The queer and trans community has perfected the art of camp for decades through extravagant drag looks, otherworldly club kid fashions and themed vogue balls. Embracing the glittery, the tacky, the over-the-top, the gender-bending and the taboo, camp is an aesthetic that flies in the face of Western hetero notions of respectability and good taste, and looks good doing it.
Susan Sontag defined the flashy, kitschy style as a "love of the unnatural, of artifice and exaggeration." Her 1964 essay "Notes on 'Camp'" is the theme of this year's Met Gala fundraiser for the Metropolitan Museum of Art—and LGBTQ+ celebrities absolutely killed it on the red carpet.
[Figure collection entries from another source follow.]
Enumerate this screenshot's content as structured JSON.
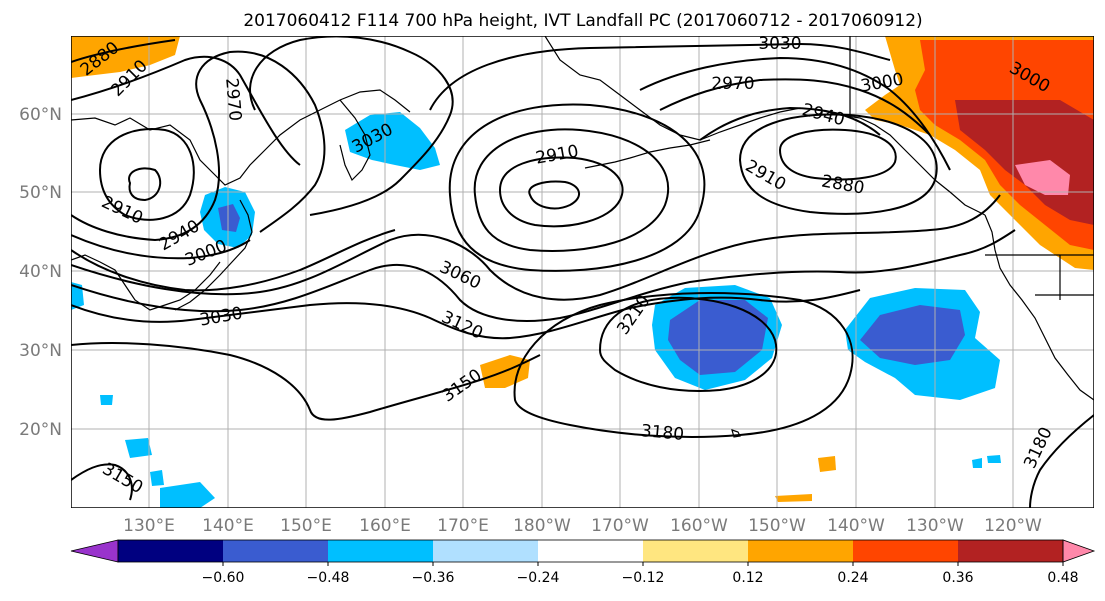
{
  "title": "2017060412 F114 700 hPa height, IVT Landfall PC (2017060712 - 2017060912)",
  "map": {
    "lat_labels": [
      "60°N",
      "50°N",
      "40°N",
      "30°N",
      "20°N"
    ],
    "lon_labels": [
      "130°E",
      "140°E",
      "150°E",
      "160°E",
      "170°E",
      "180°W",
      "170°W",
      "160°W",
      "150°W",
      "140°W",
      "130°W",
      "120°W"
    ],
    "gridlines": true,
    "contour_color": "#000000",
    "contour_labels": [
      "2880",
      "2910",
      "2970",
      "3030",
      "3000",
      "2940",
      "3030",
      "2910",
      "3000",
      "2940",
      "2910",
      "3030",
      "2970",
      "3000",
      "2940",
      "2910",
      "2880",
      "3060",
      "3120",
      "3150",
      "3210",
      "3180",
      "3150",
      "3180",
      "3000",
      "3030"
    ]
  },
  "colorbar": {
    "colors": [
      "#9933cc",
      "#000080",
      "#3a5cd0",
      "#00bfff",
      "#b0e0ff",
      "#ffffff",
      "#ffe680",
      "#ffa500",
      "#ff4500",
      "#b22222",
      "#ff88aa"
    ],
    "tick_labels": [
      "-0.60",
      "-0.48",
      "-0.36",
      "-0.24",
      "-0.12",
      "0.12",
      "0.24",
      "0.36",
      "0.48",
      "0.60"
    ],
    "extend": "both"
  }
}
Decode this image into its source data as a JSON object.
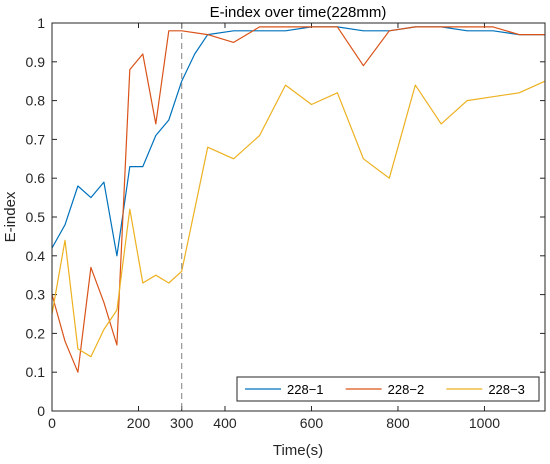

In February, Pose star Billy Porter made homophobes quake in their boots with his androgynous Oscars look—an exaggerated, high-femme A-line gown with a masculine black blazer. Ever the king of extra, he dialed it up 10 notches with his Met Gala ensemble by The Blonds. Dressed like a luminescent rendition of Ra, the Ancient Egyptian sun god, Porter levitated above the red carpet on a throne carried by chiseled manservants. Naturally, he spread his gold bird wings once he returned to the ground.
"Camp means as hugely over-the-top and grand and what some may feel is ridiculous and silly, and embracing all of those creative impulses inside us that very often are squelched," Porter told Variety.
Trans actress and activist Laverne Cox sparkled in her all-black Christian Siriano attire—an art deco-inspired gown with wisps of tulle that floated around her body like angel wings in Botticelli's Birth of Venus. With her turquoise hair and makeup as the only pops of color, the monochromatic outfit's dramatic shape and texture did the talking.